23.  Lorsque la cour d'appel examine l'affaire, elle doit disposer d'une version complète du jugement rendu par la juridiction inférieure. A défaut, le jugement est nul et non avenu et doit être annulé (vernietigd) par la cour d'appel pour vice de forme en application de l'article 359 §§ 1 et 10 CPP. Cela ne signifie toutefois pas que la cour d'appel doive renvoyer l'affaire au tribunal d'arrondissement : l'article 423 § 2 CPP prévoit qu'une affaire ne doit être renvoyée à un tribunal d'arrondissement que si le jugement est annulé et que le tribunal d'arrondissement n'avait pas statué sur le fond. Cette disposition consacre donc le principe du droit à être jugé à deux échelons par des juridictions compétentes pour examiner les faits.
24.  La procédure devant la cour d'appel offre un nouvel examen intégral de l'affaire, dès lors que la plupart des dispositions du CPP qui s'appliquent à la procédure devant la juridiction inférieure valent également en appel (article 415 CPP).

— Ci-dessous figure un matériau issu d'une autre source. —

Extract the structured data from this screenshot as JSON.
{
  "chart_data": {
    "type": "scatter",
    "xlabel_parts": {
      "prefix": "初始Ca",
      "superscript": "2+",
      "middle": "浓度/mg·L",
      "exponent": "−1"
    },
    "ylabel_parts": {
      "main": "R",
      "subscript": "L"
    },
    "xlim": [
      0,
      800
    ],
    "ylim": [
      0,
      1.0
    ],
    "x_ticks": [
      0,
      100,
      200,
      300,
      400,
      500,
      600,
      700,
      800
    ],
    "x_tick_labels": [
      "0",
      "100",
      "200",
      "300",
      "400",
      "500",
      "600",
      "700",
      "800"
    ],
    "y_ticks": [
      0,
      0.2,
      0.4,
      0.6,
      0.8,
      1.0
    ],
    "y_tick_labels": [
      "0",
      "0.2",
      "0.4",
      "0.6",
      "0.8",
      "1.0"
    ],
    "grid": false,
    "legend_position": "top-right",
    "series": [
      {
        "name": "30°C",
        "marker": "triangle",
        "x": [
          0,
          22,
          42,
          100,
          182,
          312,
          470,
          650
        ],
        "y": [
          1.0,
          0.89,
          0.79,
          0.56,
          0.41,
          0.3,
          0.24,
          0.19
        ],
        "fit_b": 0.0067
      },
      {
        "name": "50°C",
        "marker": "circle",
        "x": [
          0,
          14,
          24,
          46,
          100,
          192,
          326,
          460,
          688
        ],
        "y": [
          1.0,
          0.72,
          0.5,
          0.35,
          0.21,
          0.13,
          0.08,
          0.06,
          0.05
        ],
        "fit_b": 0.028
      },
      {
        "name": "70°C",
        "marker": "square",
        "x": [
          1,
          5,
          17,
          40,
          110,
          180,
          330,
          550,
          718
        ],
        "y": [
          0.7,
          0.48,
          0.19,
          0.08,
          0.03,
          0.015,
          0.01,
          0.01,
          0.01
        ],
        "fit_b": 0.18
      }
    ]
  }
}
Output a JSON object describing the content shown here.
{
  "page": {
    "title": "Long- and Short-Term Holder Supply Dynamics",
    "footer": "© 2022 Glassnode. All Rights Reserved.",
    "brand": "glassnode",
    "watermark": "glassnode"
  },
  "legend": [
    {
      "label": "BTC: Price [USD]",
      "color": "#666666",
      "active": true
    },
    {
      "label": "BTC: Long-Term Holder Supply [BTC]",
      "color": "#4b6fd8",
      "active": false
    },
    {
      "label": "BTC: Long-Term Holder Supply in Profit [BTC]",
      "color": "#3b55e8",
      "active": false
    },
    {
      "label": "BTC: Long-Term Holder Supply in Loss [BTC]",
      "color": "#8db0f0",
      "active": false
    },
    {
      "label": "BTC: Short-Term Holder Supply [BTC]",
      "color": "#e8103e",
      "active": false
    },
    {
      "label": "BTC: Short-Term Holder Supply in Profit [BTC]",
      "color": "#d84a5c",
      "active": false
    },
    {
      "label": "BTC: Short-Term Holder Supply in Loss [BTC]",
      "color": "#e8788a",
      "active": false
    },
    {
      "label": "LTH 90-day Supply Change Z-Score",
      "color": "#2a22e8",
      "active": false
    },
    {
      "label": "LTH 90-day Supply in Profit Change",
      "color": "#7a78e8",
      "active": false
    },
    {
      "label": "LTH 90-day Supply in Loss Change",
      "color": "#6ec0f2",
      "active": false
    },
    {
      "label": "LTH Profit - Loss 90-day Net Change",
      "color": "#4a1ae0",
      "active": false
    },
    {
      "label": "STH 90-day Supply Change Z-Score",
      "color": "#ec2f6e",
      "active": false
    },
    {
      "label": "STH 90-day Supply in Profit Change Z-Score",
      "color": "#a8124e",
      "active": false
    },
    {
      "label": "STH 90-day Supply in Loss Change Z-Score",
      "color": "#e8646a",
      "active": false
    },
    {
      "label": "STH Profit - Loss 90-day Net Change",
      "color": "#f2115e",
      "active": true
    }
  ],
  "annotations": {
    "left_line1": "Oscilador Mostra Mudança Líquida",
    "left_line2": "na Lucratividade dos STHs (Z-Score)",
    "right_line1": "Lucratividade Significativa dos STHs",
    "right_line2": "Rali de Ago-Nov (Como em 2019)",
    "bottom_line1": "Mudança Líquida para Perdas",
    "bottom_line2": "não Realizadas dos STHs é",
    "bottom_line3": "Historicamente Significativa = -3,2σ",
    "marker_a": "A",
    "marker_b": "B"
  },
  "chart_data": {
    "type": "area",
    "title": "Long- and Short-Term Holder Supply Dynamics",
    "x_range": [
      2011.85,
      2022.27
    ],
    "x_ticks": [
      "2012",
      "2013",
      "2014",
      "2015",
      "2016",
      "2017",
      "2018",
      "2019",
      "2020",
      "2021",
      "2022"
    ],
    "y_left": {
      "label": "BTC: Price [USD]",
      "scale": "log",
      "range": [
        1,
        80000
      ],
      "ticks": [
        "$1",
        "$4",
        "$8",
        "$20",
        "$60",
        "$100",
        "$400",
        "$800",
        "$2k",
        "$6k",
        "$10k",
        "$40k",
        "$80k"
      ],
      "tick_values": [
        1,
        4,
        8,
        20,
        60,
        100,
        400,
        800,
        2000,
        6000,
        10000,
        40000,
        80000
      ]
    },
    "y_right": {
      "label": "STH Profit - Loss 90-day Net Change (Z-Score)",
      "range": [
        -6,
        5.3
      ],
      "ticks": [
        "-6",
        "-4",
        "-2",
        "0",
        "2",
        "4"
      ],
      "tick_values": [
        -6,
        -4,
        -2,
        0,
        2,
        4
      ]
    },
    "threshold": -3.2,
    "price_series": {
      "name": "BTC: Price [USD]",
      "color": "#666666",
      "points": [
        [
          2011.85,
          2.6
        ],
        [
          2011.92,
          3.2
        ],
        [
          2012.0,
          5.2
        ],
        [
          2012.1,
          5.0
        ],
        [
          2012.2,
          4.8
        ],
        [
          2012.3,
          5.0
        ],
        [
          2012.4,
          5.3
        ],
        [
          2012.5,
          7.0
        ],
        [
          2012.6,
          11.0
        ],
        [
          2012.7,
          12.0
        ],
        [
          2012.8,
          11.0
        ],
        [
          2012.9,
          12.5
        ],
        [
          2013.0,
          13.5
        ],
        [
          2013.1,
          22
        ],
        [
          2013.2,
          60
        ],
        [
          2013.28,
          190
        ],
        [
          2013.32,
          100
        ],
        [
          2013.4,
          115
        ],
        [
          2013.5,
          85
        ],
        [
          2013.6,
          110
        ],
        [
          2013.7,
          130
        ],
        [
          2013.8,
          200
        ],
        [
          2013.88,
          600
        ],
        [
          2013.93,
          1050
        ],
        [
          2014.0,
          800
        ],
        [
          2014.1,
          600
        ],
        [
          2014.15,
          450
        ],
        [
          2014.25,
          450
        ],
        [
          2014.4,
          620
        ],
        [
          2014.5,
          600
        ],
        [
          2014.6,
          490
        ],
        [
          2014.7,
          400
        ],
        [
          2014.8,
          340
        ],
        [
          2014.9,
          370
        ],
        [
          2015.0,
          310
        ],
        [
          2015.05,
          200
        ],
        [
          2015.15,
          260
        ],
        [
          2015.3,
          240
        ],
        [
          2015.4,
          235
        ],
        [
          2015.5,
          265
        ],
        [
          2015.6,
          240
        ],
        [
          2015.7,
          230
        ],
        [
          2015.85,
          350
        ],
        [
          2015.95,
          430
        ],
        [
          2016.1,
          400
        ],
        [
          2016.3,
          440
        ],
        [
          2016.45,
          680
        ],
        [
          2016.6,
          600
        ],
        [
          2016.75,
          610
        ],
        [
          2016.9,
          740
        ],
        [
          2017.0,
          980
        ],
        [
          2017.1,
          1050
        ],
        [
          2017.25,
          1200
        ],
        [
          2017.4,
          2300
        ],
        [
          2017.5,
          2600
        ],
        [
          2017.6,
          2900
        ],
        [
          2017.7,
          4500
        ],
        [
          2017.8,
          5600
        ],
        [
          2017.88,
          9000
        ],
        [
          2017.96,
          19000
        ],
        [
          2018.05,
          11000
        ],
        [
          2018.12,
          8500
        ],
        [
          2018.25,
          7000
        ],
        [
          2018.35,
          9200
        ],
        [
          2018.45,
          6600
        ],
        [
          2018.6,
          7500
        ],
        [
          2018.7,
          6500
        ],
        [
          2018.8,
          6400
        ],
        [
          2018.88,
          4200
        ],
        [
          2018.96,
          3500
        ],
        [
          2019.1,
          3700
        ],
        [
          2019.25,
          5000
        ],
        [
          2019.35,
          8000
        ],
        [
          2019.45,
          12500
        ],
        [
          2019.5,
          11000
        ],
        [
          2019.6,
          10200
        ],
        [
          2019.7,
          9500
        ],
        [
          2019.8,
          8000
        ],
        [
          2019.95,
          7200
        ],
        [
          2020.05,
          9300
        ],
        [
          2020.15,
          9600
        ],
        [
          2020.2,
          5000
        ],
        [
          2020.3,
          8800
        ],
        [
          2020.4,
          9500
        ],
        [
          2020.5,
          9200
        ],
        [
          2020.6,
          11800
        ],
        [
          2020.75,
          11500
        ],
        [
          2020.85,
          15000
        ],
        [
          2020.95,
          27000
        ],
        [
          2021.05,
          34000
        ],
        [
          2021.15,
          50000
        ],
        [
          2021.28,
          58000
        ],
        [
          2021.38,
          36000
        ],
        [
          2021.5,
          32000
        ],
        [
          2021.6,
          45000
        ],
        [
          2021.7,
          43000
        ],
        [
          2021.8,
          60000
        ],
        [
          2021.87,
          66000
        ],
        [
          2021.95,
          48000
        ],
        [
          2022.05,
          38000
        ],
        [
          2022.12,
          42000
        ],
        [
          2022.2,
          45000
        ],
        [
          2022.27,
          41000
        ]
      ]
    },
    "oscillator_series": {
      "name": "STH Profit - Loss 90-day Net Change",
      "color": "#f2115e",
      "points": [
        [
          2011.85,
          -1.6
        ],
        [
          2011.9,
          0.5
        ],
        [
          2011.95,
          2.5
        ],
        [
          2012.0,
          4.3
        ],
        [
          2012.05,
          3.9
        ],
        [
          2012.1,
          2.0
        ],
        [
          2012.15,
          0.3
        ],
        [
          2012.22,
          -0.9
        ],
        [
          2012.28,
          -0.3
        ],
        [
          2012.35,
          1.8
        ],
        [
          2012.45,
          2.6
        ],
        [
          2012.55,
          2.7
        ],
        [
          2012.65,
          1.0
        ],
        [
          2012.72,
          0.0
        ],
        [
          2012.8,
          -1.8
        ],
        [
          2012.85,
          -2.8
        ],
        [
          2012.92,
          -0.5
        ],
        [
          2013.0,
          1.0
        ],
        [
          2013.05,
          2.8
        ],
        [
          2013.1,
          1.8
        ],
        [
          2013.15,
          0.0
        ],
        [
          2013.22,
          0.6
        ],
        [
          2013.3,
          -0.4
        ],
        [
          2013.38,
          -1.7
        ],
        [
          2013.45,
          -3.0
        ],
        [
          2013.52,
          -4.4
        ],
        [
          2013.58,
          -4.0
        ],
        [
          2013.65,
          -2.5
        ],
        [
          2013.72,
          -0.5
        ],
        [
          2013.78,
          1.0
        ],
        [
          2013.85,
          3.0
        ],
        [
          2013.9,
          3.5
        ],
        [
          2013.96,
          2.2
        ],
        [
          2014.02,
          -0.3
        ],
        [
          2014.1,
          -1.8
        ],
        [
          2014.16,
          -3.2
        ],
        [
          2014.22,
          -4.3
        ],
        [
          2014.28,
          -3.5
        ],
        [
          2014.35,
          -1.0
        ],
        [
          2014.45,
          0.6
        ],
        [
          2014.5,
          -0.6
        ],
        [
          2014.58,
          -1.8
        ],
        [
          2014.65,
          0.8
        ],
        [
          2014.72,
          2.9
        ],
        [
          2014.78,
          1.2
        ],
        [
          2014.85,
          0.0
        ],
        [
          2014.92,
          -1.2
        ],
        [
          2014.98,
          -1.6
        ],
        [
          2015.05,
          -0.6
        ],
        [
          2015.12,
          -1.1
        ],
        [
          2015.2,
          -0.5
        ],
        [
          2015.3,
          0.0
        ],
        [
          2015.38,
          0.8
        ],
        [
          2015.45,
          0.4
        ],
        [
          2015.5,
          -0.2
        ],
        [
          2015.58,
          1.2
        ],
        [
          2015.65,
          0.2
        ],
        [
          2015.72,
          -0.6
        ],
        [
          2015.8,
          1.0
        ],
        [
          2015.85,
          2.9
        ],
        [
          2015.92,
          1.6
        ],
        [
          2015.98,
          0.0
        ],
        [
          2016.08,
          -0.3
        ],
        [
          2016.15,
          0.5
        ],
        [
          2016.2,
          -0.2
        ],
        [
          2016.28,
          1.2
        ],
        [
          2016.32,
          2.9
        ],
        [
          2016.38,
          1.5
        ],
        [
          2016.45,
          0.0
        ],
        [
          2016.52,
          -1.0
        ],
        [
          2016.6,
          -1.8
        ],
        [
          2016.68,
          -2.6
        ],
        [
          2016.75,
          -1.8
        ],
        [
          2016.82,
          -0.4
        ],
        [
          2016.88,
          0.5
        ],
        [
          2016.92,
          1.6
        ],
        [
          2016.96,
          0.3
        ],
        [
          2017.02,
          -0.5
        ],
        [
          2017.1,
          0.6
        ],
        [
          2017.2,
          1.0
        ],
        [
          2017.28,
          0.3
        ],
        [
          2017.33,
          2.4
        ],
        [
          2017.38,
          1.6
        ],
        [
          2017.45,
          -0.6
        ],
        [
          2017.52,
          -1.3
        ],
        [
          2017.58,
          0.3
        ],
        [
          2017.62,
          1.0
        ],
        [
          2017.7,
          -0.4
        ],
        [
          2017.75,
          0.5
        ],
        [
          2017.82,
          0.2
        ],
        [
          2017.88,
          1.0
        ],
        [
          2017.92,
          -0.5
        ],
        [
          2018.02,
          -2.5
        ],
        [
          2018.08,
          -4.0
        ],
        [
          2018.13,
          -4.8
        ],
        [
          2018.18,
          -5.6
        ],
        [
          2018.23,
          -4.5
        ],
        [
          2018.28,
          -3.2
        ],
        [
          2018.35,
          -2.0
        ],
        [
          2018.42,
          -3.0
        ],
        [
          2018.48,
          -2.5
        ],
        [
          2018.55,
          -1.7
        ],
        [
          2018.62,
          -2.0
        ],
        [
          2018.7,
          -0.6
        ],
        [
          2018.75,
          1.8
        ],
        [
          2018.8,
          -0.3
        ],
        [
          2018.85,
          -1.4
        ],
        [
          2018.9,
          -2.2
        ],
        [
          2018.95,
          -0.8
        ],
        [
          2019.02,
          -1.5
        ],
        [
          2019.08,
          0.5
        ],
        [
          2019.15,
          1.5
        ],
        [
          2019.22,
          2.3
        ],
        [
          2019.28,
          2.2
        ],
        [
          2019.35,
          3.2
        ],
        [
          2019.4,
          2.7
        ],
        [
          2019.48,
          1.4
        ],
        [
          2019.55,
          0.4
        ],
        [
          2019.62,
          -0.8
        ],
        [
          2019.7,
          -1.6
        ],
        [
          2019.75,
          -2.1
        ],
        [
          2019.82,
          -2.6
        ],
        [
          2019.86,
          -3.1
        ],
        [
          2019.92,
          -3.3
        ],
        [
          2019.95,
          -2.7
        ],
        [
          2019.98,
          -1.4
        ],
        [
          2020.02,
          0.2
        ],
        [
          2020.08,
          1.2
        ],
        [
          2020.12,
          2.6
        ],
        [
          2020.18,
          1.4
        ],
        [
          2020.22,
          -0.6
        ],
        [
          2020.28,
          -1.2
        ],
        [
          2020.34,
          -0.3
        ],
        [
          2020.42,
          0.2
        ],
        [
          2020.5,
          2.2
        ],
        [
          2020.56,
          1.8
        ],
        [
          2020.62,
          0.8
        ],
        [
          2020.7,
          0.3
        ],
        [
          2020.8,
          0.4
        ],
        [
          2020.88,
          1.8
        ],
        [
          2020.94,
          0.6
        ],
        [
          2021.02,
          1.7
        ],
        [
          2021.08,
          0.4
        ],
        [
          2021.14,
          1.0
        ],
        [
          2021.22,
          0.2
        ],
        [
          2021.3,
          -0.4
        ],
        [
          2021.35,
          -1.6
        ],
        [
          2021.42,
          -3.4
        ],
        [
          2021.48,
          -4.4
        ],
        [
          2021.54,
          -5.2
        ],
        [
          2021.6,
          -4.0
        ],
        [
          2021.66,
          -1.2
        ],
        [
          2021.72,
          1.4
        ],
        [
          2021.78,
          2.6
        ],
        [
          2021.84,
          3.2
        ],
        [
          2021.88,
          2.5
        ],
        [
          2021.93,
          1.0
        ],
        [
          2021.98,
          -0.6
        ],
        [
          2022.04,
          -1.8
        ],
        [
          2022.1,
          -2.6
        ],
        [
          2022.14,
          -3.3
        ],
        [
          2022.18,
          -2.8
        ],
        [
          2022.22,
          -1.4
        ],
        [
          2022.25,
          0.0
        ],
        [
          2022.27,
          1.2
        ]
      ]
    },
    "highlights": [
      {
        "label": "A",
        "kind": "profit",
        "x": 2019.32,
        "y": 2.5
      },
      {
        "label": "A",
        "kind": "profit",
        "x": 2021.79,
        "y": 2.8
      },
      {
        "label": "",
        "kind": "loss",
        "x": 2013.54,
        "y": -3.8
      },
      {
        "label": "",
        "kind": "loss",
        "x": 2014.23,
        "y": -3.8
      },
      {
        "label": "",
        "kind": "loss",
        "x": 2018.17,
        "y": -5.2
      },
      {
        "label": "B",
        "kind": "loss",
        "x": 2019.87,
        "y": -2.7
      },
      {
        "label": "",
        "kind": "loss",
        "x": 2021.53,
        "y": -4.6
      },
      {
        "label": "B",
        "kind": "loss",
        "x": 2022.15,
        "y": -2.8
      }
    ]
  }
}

L'appelant a la faculté de soumettre ses observations et d'éventuelles observations additionnelles par écrit, tant avant que pendant l'audience. Il peut également présenter des conclusions oralement pendant l'audience et jusqu'à la clôture formelle de l'examen de l'affaire par la cour d'appel (articles 416 et 311 §§ 1 et 4 CPP).
25.  Dans une affaire qui aboutit à un arrêt de la Cour de cassation le 17 septembre 1990, l'accusé se plaignait devant la cour d'appel que le jugement rendu par le tribunal de première instance ne comportait pas les moyens de preuve. La cour d'appel annula le jugement pour défaut de description des moyens de preuve, mais elle ne renvoya pas l'affaire au tribunal d'arrondissement, au motif que celui-ci avait déjà statué sur le fond de l'affaire (paragraphe 23 ci-dessus). En cassation, le requérant invoqua l'article 6 § 3 de la Convention.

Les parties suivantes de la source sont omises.